By Russ Pankonin, The Imperial Republican Co-Publisher
Recently, a farmer friend of mine unassumingly engaged in a conversation about the water issues facing the Republican River. What he didn’t realize was that he was talking to a board member from the Lower Republican Natural Resource District.
As the conversation evolved, my friend was told in no uncertain terms that all the water problems in the Republican Basin come from over-pumping in the Upper Republican NRD.
Wait just a minute there, fellow!
It’s just this very kind of rhetoric and finger pointing that keeps this basin from working together towards solutions to the problems
faced by irrigators in the ENTIRE basin.
Granted, the URNRD has experienced groundwater depletions compared to pre-development levels. Balance this with the fact the URNRD rests over one of the deepestportions of the Ogallala aquifer.
Early on, people in the URNRD realized the value of its precious resource. As a result, this NRD was among the first in the nation to regulate water use with allocations, well spacing, metering and ultimately drilling moratoriums.
The Upper and Lower Republican NRDs are two distinct, diverse regions where irrigation practices vary greatly.
The Upper relies almost solely on groundwater pumping, complimented by rainfall (hopefully).
The Lower irrigates a large number of acres with surface water from government projects, along with groundwater wells. Plus, the Lower is further east, where rainfall exceeds the Upper by 7-10 inches per year.
Those are differences that make the needs of each district unique. However, after the Republican River Compact Settlement, everyone in the basin must work together to insure that Nebraska remains in compliance with settlement. There’s the rub.
Frankly, each district could point fingers as to what they see as problems in the other districts but what does this get us? Nothing!!!
Nothing but resentment and ill feelings.
The Upper and Middle Republican NRDs have been criticized recently for adopting options put forth by the state to come into compliance in a worst-case, water-short year scenario.
When an arbitrator said the basin NRD’s integrated management plans didn’t assure compliance in a water-short year, ALL three NRDs turned to the state, asking for possible solutions.
The Upper and Middle adopted options they felt worked for their districts.
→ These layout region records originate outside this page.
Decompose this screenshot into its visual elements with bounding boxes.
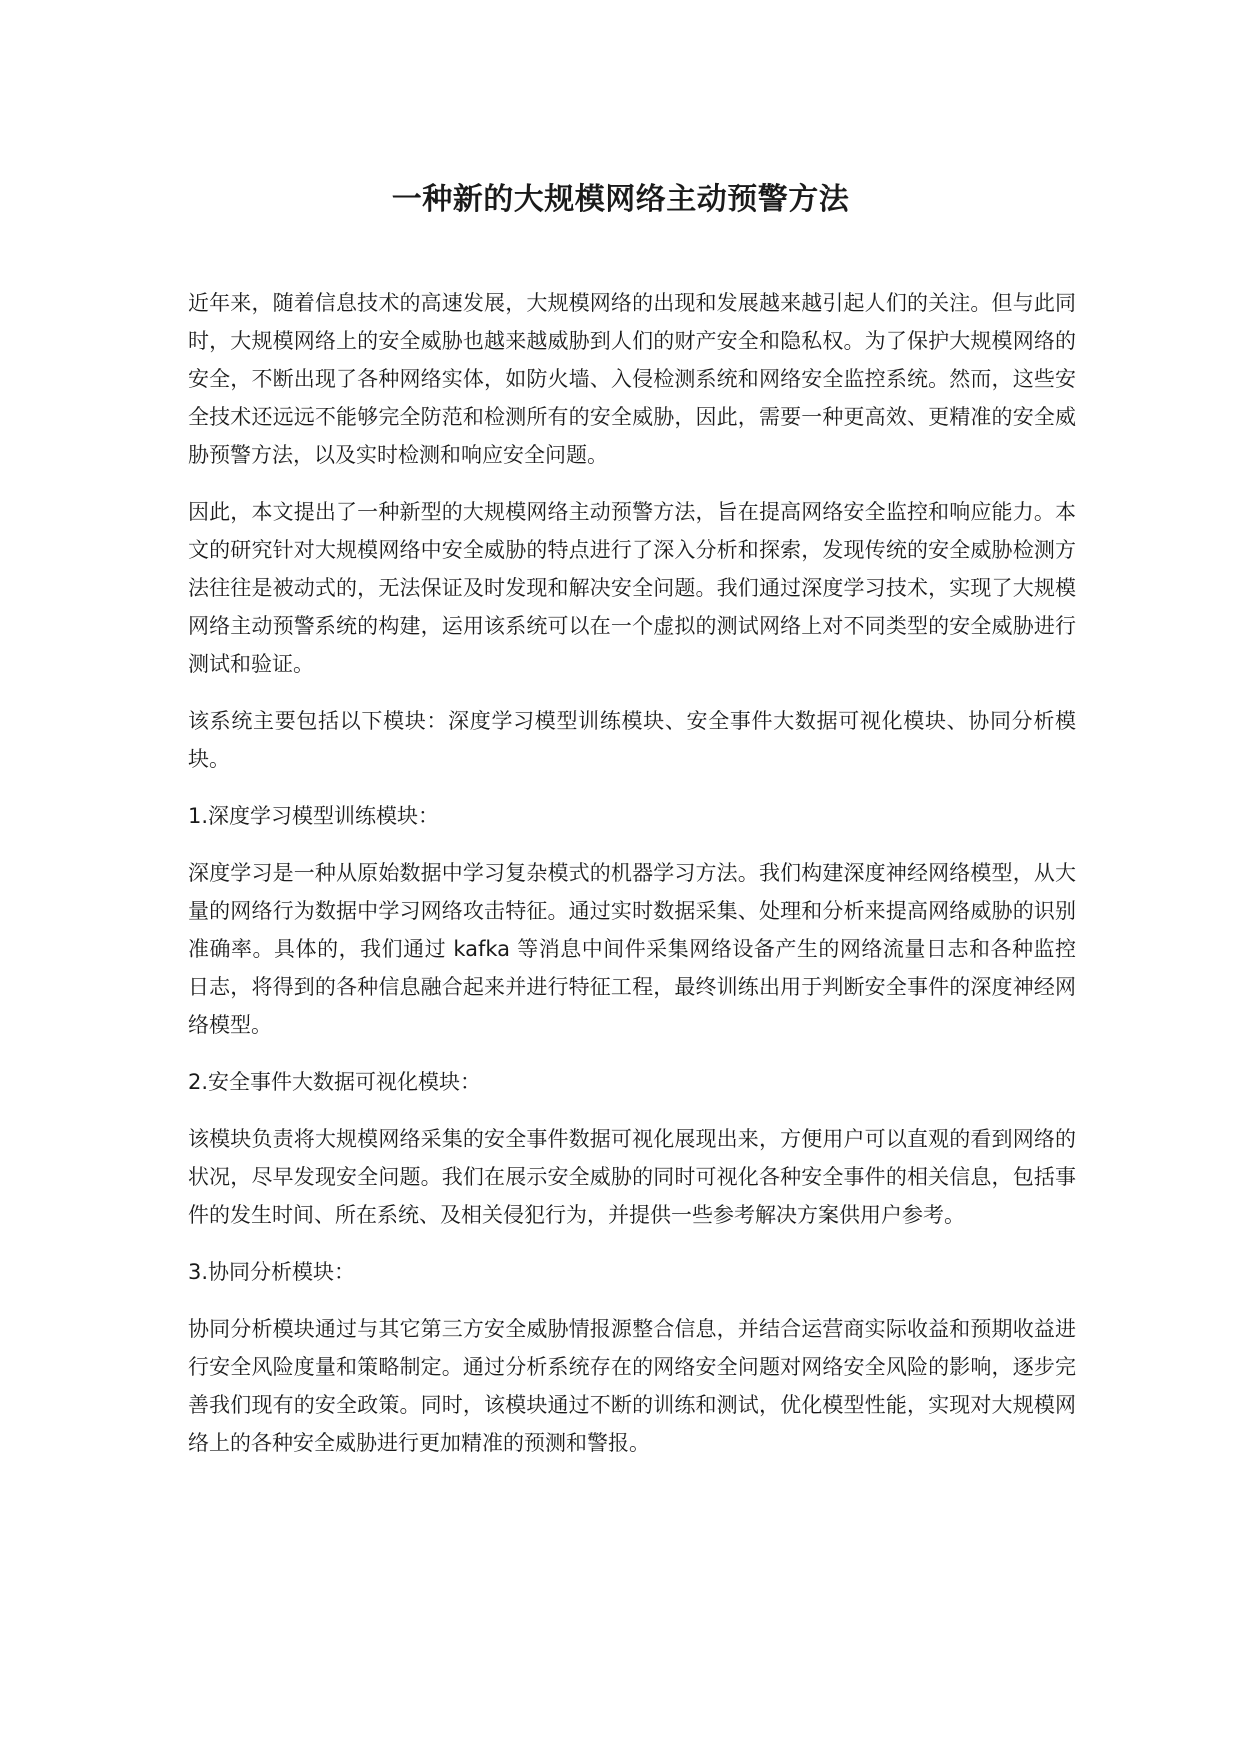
paragraph-training: 深度学习是一种从原始数据中学习复杂模式的机器学习方法。我们构建深度神经网络模型，从大量的网络行为数据中学习网络攻击特征。通过实时数据采集、处理和分析来提高网络威胁的识别准确率。具体的，我们通过 kafka 等消息中间件采集网络设备产生的网络流量日志和各种监控日志，将得到的各种信息融合起来并进行特征工程，最终训练出用于判断安全事件的深度神经网络模型。 xyxy=(188,861,1076,1037)
document-body xyxy=(188,284,1076,1481)
section-heading-training: 1.深度学习模型训练模块： xyxy=(188,804,440,828)
paragraph-modules-overview: 该系统主要包括以下模块：深度学习模型训练模块、安全事件大数据可视化模块、协同分析模块。 xyxy=(188,709,1076,771)
paragraph-intro: 近年来，随着信息技术的高速发展，大规模网络的出现和发展越来越引起人们的关注。但与此同时，大规模网络上的安全威胁也越来越威胁到人们的财产安全和隐私权。为了保护大规模网络的安全，不断出现了各种网络实体，如防火墙、入侵检测系统和网络安全监控系统。然而，这些安全技术还远远不能够完全防范和检测所有的安全威胁，因此，需要一种更高效、更精准的安全威胁预警方法，以及实时检测和响应安全问题。 xyxy=(188,291,1076,467)
section-heading-collaborative: 3.协同分析模块： xyxy=(188,1260,356,1284)
paragraph-proposal: 因此，本文提出了一种新型的大规模网络主动预警方法，旨在提高网络安全监控和响应能力。本文的研究针对大规模网络中安全威胁的特点进行了深入分析和探索，发现传统的安全威胁检测方法往往是被动式的，无法保证及时发现和解决安全问题。我们通过深度学习技术，实现了大规模网络主动预警系统的构建，运用该系统可以在一个虚拟的测试网络上对不同类型的安全威胁进行测试和验证。 xyxy=(188,500,1076,676)
paragraph-collaborative: 协同分析模块通过与其它第三方安全威胁情报源整合信息，并结合运营商实际收益和预期收益进行安全风险度量和策略制定。通过分析系统存在的网络安全问题对网络安全风险的影响，逐步完善我们现有的安全政策。同时，该模块通过不断的训练和测试，优化模型性能，实现对大规模网络上的各种安全威胁进行更加精准的预测和警报。 xyxy=(188,1317,1076,1455)
section-heading-visualization: 2.安全事件大数据可视化模块： xyxy=(188,1070,482,1094)
paragraph-visualization: 该模块负责将大规模网络采集的安全事件数据可视化展现出来，方便用户可以直观的看到网络的状况，尽早发现安全问题。我们在展示安全威胁的同时可视化各种安全事件的相关信息，包括事件的发生时间、所在系统、及相关侵犯行为，并提供一些参考解决方案供用户参考。 xyxy=(188,1127,1076,1227)
document-title: 一种新的大规模网络主动预警方法 xyxy=(391,182,850,217)
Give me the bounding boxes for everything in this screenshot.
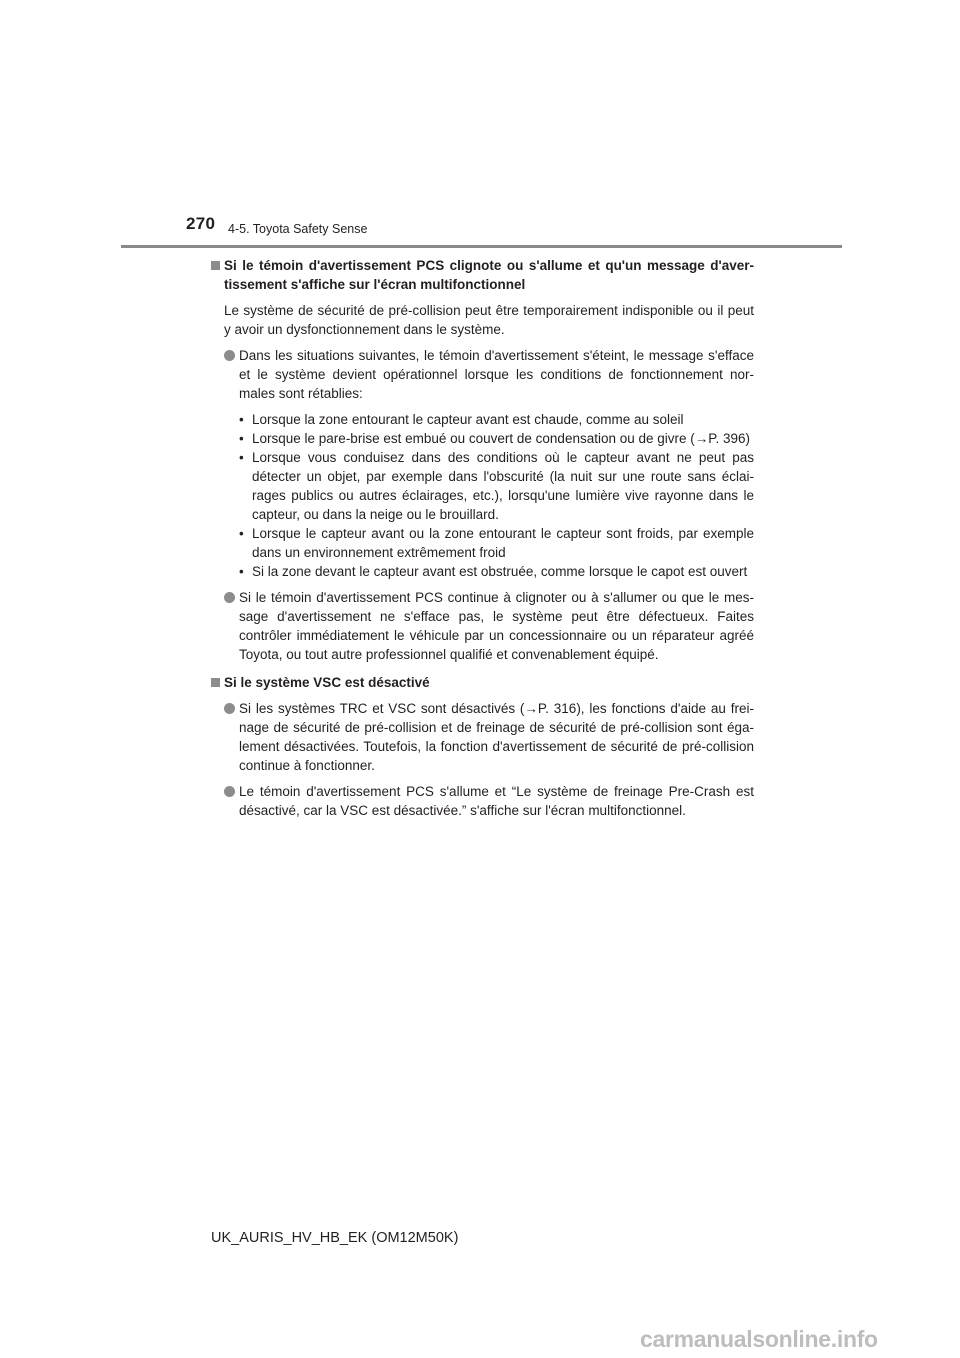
bullet-item xyxy=(211,782,754,820)
circle-bullet-icon xyxy=(224,786,235,797)
circle-bullet-icon xyxy=(224,592,235,603)
sub-list-item xyxy=(239,410,754,429)
sub-item-text: Si la zone devant le capteur avant est obstruée, comme lorsque le capot est ouvert xyxy=(252,564,748,579)
watermark: carmanualsonline.info xyxy=(640,1326,878,1352)
paragraph: Le système de sécurité de pré-collision peut être temporairement indisponible ou il peut y avoir un dysfonctionnement dans le système. xyxy=(224,303,754,337)
sub-item-text: Lorsque le pare-brise est embué ou couvert de condensation ou de givre (→P. 396) xyxy=(252,431,751,446)
sub-list-item xyxy=(239,524,754,562)
sub-item-text: Lorsque vous conduisez dans des conditions où le capteur avant ne peut pas détecter un objet, par exemple dans l'obscurité (la nuit sur une route sans éclai-rages publics ou autres éclairages, etc.), lorsqu'une lumière vive rayonne dans le capteur, ou dans la neige ou le brouillard. xyxy=(252,450,754,522)
circle-bullet-icon xyxy=(224,703,235,714)
footer-model-code: UK_AURIS_HV_HB_EK (OM12M50K) xyxy=(211,1230,459,1246)
sub-list-item xyxy=(239,562,754,581)
bullet-dot-icon: • xyxy=(239,412,244,427)
heading-text: Si le système VSC est désactivé xyxy=(224,675,430,690)
bullet-item xyxy=(211,588,754,664)
sub-list-item xyxy=(239,429,754,448)
sub-item-text: Lorsque le capteur avant ou la zone entourant le capteur sont froids, par exemple dans un environnement extrêmement froid xyxy=(252,526,754,560)
bullet-text: Dans les situations suivantes, le témoin d'avertissement s'éteint, le message s'efface et le système devient opérationnel lorsque les conditions de fonctionnement nor-males sont rétablies: xyxy=(239,348,754,401)
square-bullet-icon xyxy=(211,678,220,687)
bullet-text: Si le témoin d'avertissement PCS continue à clignoter ou à s'allumer ou que le mes-sage d'avertissement ne s'efface pas, le système peut être défectueux. Faites contrôler immédiatement le véhicule par un concessionnaire ou un réparateur agréé Toyota, ou tout autre professionnel qualifié et convenablement équipé. xyxy=(239,590,754,662)
page-content xyxy=(211,256,754,820)
bullet-text: Si les systèmes TRC et VSC sont désactivés (→P. 316), les fonctions d'aide au frei-nage de sécurité de pré-collision et de freinage de sécurité de pré-collision sont éga-lement désactivées. Toutefois, la fonction d'avertissement de sécurité de pré-collision continue à fonctionner. xyxy=(239,701,754,773)
square-bullet-icon xyxy=(211,261,220,270)
sub-list-item xyxy=(239,448,754,524)
heading-text: Si le témoin d'avertissement PCS clignote ou s'allume et qu'un message d'aver-tissement s'affiche sur l'écran multifonctionnel xyxy=(224,258,754,292)
circle-bullet-icon xyxy=(224,350,235,361)
bullet-item xyxy=(211,346,754,403)
sub-item-text: Lorsque la zone entourant le capteur avant est chaude, comme au soleil xyxy=(252,412,684,427)
bullet-text: Le témoin d'avertissement PCS s'allume et “Le système de freinage Pre-Crash est désactivé, car la VSC est désactivée.” s'affiche sur l'écran multifonctionnel. xyxy=(239,784,754,818)
bullet-dot-icon: • xyxy=(239,450,244,465)
bullet-dot-icon: • xyxy=(239,564,244,579)
heading-vsc-off xyxy=(211,673,754,692)
header-rule xyxy=(121,245,842,248)
heading-pcs-warning xyxy=(211,256,754,294)
bullet-dot-icon: • xyxy=(239,526,244,541)
sub-list xyxy=(211,410,754,581)
bullet-item xyxy=(211,699,754,775)
bullet-dot-icon: • xyxy=(239,431,244,446)
section-title: 4-5. Toyota Safety Sense xyxy=(228,222,368,236)
page-number: 270 xyxy=(186,214,216,233)
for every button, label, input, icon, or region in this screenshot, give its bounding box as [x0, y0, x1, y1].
But the Lower seems to believe the two districts were just kowtowing to the state and doesn’t appear to want much to do with the state’s options.
That’s fine for them. However, they want to adopt a plan that also dictates what happens in the Upper and Middle as well. That’s a non-starter. And as a result, friction continues to grow.
If this basin is to continue to prosper and grow, people must get past the finger pointing about issues long out of their control.
It’s likely there’s no one-solution-fits-all for the basin NRDs. But if we each look to different solutions that best fit our districts, we must remember we’re all working toward the common goal of maintaining compliance with compact settlement. And as such, we should all support those solutions.
One thing’s for sure—finger pointing isn’t getting it done.